There isn’t much of an arb nowadays between cash and futures unless it’s on the other side (that is, cash is higher than futures, and you can’t take advantage because you can’t have a short position on the stock)

f) Can you add a bit about the brokerage/STT etc behind it? Is it charged daily on M2M basis or lumpsum on initial transaction, squareoff, expiry settlement or some combination? Will help if you continue with yr 1-lot ICICI example to explain it.

There is no brokerage on a daily basis, but M2M is done and cash taken out or added in. STT is one time – on the sell side. There’s a futures tutorial you can look at as well. Hope that helps!

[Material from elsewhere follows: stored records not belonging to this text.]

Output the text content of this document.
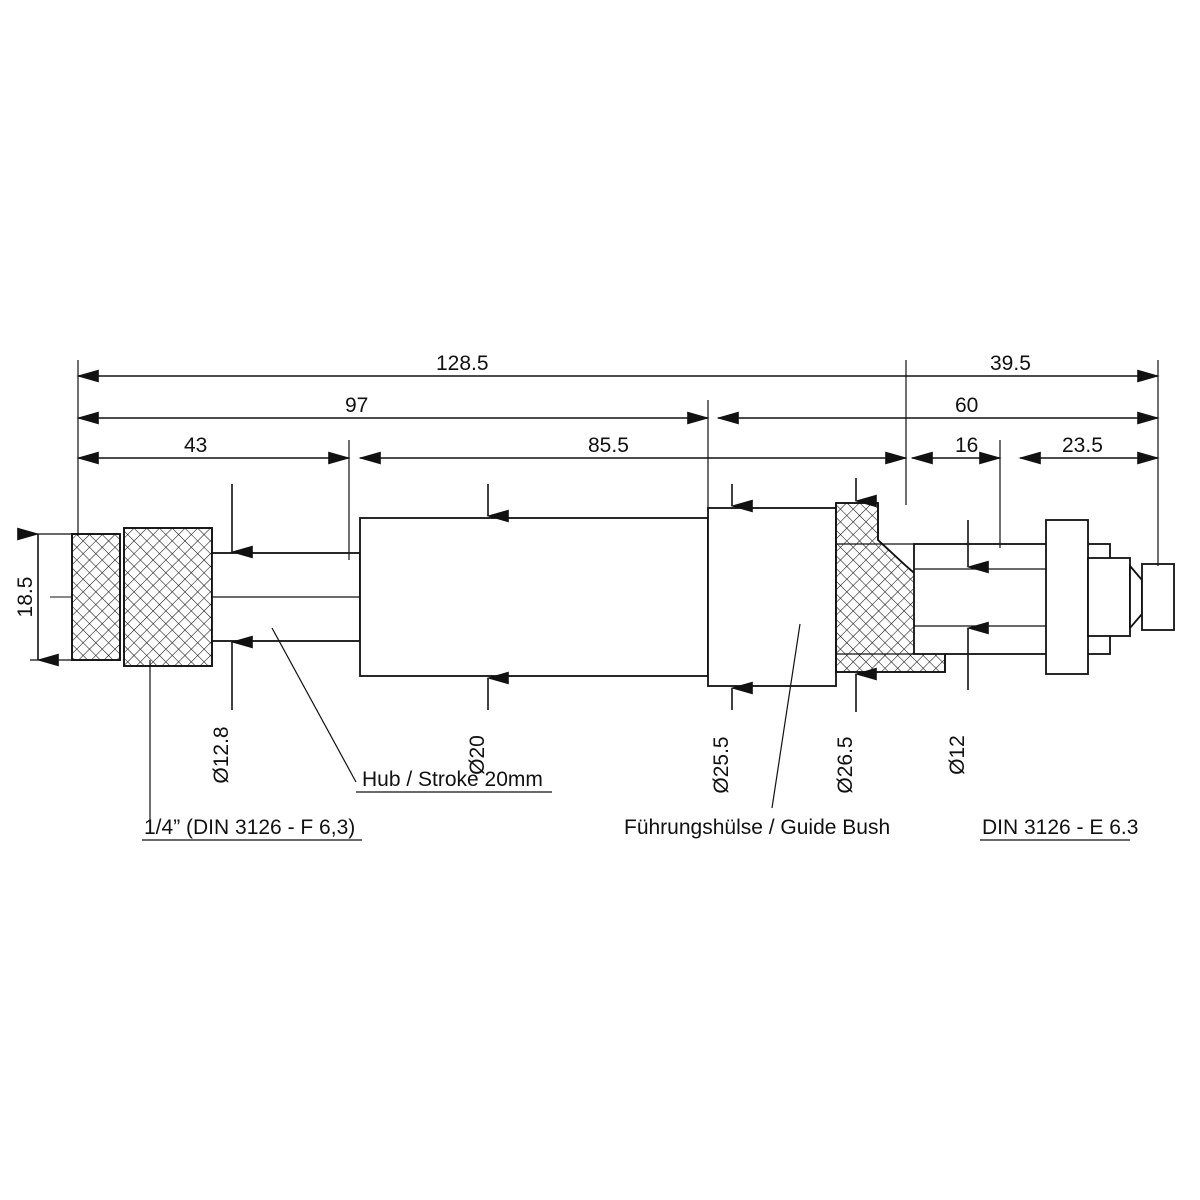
128.5	39.5
97	60
43	85.5	16	23.5
18.5
Ø12.8	Ø20	Ø25.5	Ø26.5	Ø12
Hub / Stroke 20mm
1/4” (DIN 3126 - F 6,3)	Führungshülse / Guide Bush	DIN 3126 - E 6.3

(Thanks Suhail for writing in!)

  • Rudra Chowdhury says:

    Hi Deepak,
    I guess you can emphasize a few more aspects which will help willing investors wanting to enter F&O for the first time.
    a) Effect of leverage: Since one pays only a margin and not the whole amount, the leverage goes up and can wreck havoc on the downside as MTMs will wipe out huge chunks of money more than intended.
    b) Most first time investors do not understand the implied premium on futures price
    (T, T+1, T+2)months based on time to maturity and risk free rate. They try to do an arbitrage at the price gap when none actually exists.
    c) Lot size is a major hindrance specially for single stock futures as the liquidity remains pretty low outside of Nifty fifty. Many times the liquidity is the major reason of futures trading a premium/discount to their fair price.

  • Suhail says:

    Yo Deepak! Thx a ton mate for the answers.
    After asking, I googled around. So it seems this SEBI nod to physical settlement was never taken up by exchanges. Hmm..
    About rollovers, Duh me #facepalm! I used to think it was some fancy-schmancy xaction not for plebeians like me using online discount brokers. Proves once again to me, things are not complicated as they appear to be 🙂
    Two final Qs (sorry, can’t resist – hope you don’t mind) :
    a) Same cash-settlement holds true for options too?
    b) If I don’t square-off and allow it to expire, which price is considered to settle? Closing price of expiry day, avg of last n days, or some other auction-type price?
    c) Thx for the fish. But can you teach me fishing? Any book(s) you recommend that explains these basic transactions for Indian stk mkts? Something that includes details of SEBI/NSDL/CDSL/NSE/BSE and the relation governing them, lifeline of a stock-purchase(T+2), after-hours/pre-market, constitution and calculations of benchmark/other indices, closing prices, ticker prices, record dates, figuring out stock’s cum/ex-dividend status, how to gather these things from which websites, etcetc.
    Thanks again – that’d be all.

    • a) yes, cash settlement holds for options too.
      b) It’s always closing price of expiry day.
      c) There’s no real book for the Indian market other than Ashwani Gujral’s trading derivatives. But I’m writing one 🙂
      Cheers!

      • Suhail says:

        Hey you know, believe me, I was just thinking that if I don’t find any, this might as well be a good topic even for a moderate amateur like me to take up, research and with all kinds of self/mass-mkt-publishing (Rupa et al MRP 95) option available nowadays, make for a good foray into my own first book targeted at total newbies. At-least, I’ll have my spelling/grammar pat down for sure. Only hitch is the creeping self-doubt in ability to differentiate these dead-serious profound thoughts from day-dreaming – which usually happens only in hindsight ;-p
        I’m glad you are already taking it up. If I can be of any assistance in either researching, going through drafts, cleaning/polishing, making sure it’s accessible to a lay-reader etc- feel free to ping me. I’d love to be part of such an effort.
        ps: Did you create that Indian VC list and any update on that webinar?

  • Praveen says:

    Thanks for the post Deepak, even I had the same ques in my mind which were asked by Suhail

  • Abhijit says:

    Physical settlement does exist, BSE stock futures and options are Physically settled and not cash settled.